The beauty of marriage is that you have two people with both strengths and weaknesses and you work together as partners who help one another overcome. Or at least that’s what we should be doing. Instead of pointing out each others weaknesses and being bitter about it.


I am not a farm girl. Talk to my parents sometime and they will tell you that I dream about living in the city with retail all around me, and coffee shops that are open all hours of the night. I dream of opening a cafe/bookstore in some old New England city with cobble-stoned streets. Joe’s dream is to live on a secluded farm and work to heal the land bringing forth a self-sustaining crop and having a few animals from which we receive meat, eggs, and milk. Our dreams can either compete with one another or we can make sacrifices for each other. I chose to sacrifice my dream. I also wanted a family, and being a kid in the city is not as fun as being a kid in the country. I remember being a kid in the city and longing for a big open backyard to play in.

I support my husband’s dreams and will raise my children to support that dream as well. He does not require this of me, but it certainly makes his life easier because I do.

So since I have chosen on my own to support my husband in his pursuits, to encourage him with my words, and train my children to respect him I have noticed something about him. He is changing. No, no, not into a different man. He still has all the same flaws he started out with. But he has risen to the standard of love I am setting for him. My admiration causes him to think that maybe there is something admirable in him. When I support his dreams without a complaint to having sacrificed mine (and it doesn’t feel like much of a sacrifice when I consider the joy my family brings to me), he is more driven to accomplishing those dreams. When I tell him he is a good husband and a father, he becomes an even better husband and father. I show him in my actions that I honor and love him by not nagging him when he doesn’t accomplish tasks I’ve asked of him, but just end up doing them myself OR respond to him in intimacy whether they are his advances or making my own. He doesn’t question my loyalty to him, his jealousy becomes less (though I do appreciate being jealous over), he trusts me because I prove myself trustworthy.

Now don’t think this is a relationship of me bending over backward to please my man. I don’t. I find what I do for my husband gives me fulfillment AND when I can’t do something I receive understanding and help. It is a partnership after all.


When I have a rough day with the children, he steps in and reinforces discipline. Our children are being taught by him to respect their mother. When I have a home birth, my husband brags to his colleagues and friends about what a tough person I am and how he doesn’t want to mess with me. In fact, my husband brags about me a lot, which I happen to love. I love that I’m not the wife who is getting complained about among my husband’s friends.
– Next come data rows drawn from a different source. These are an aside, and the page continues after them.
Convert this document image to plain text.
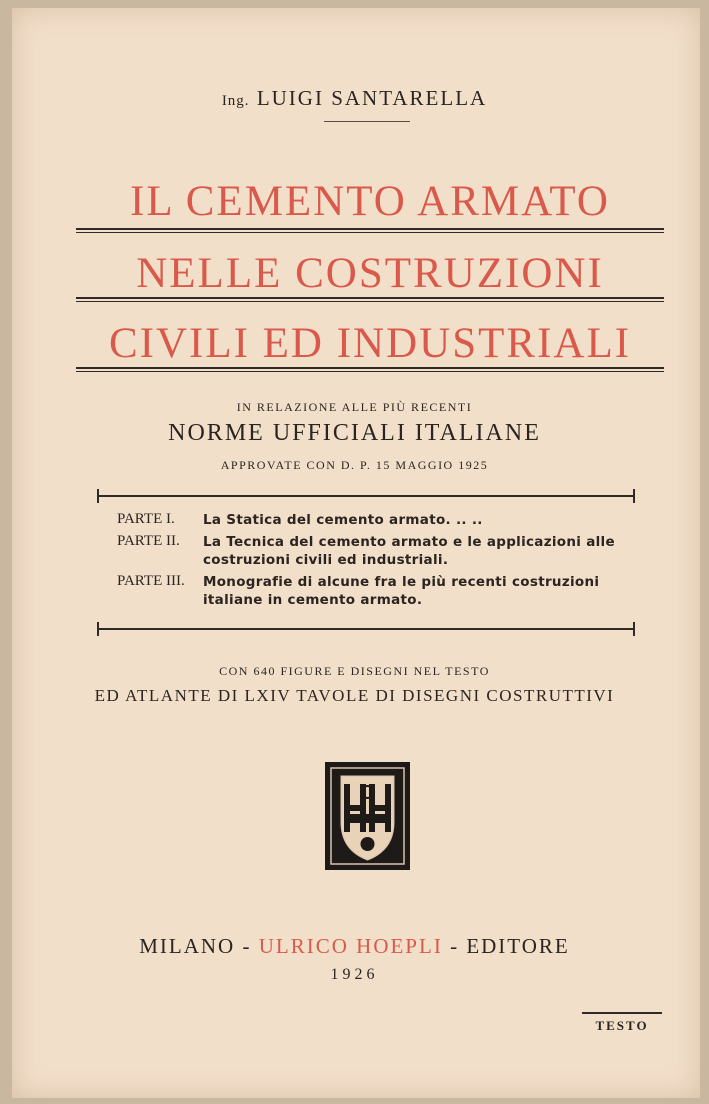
Ing. LUIGI SANTARELLA
IL CEMENTO ARMATO
NELLE COSTRUZIONI
CIVILI ED INDUSTRIALI
IN RELAZIONE ALLE PIÙ RECENTI
NORME UFFICIALI ITALIANE
APPROVATE CON D. P. 15 MAGGIO 1925
PARTE I.	La Statica del cemento armato. .. ..
PARTE II.	La Tecnica del cemento armato e le applicazioni alle costruzioni civili ed industriali.
PARTE III.	Monografie di alcune fra le più recenti costruzioni italiane in cemento armato.
CON 640 FIGURE E DISEGNI NEL TESTO
ED ATLANTE DI LXIV TAVOLE DI DISEGNI COSTRUTTIVI
MILANO - ULRICO HOEPLI - EDITORE
1926
TESTO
I love that my husband thinks I’m awesome. Why would I not rise to that standard of love?

I may not be a feminist. My #1 dream may be to actually be barefoot and pregnant in the kitchen. I don’t think this should be every woman’s dream, and I don’t think it’s realistic for it to be every woman’s dream. But I do think women have choices, and I think women should be willing to carry out their end of the consequences that result from those choices. No one is making a woman get married (not in this country anyway). But if she does, she should love the jerk she chooses and make an effort to be an equal partner whatever that may look like.
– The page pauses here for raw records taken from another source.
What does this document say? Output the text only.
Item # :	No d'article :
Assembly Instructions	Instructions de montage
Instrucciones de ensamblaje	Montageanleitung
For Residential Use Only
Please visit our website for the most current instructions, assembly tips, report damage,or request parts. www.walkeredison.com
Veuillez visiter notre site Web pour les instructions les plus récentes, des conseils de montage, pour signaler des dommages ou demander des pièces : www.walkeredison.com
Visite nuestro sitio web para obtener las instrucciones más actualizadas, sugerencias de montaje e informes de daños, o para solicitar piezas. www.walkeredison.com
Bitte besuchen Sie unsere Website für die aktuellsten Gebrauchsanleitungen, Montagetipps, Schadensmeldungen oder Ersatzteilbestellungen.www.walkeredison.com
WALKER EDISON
Set a standard of love and be encouraging instead of nagging and bullying. If you wouldn’t like to receive it from him, don’t do it to him. This is the principle that rests at the heart of gender roles.

Matthew 22:37-40

And he said to him, “You shall love the Lord your God with all your heart and with all your soul and with all your mind. This is the great and first commandment. And a second is like it: You shall love your neighbor as yourself. On these two commandments depend all the Law and the Prophets.”

Luke 6:31

“And as you wish that others would do to you, do so to them.”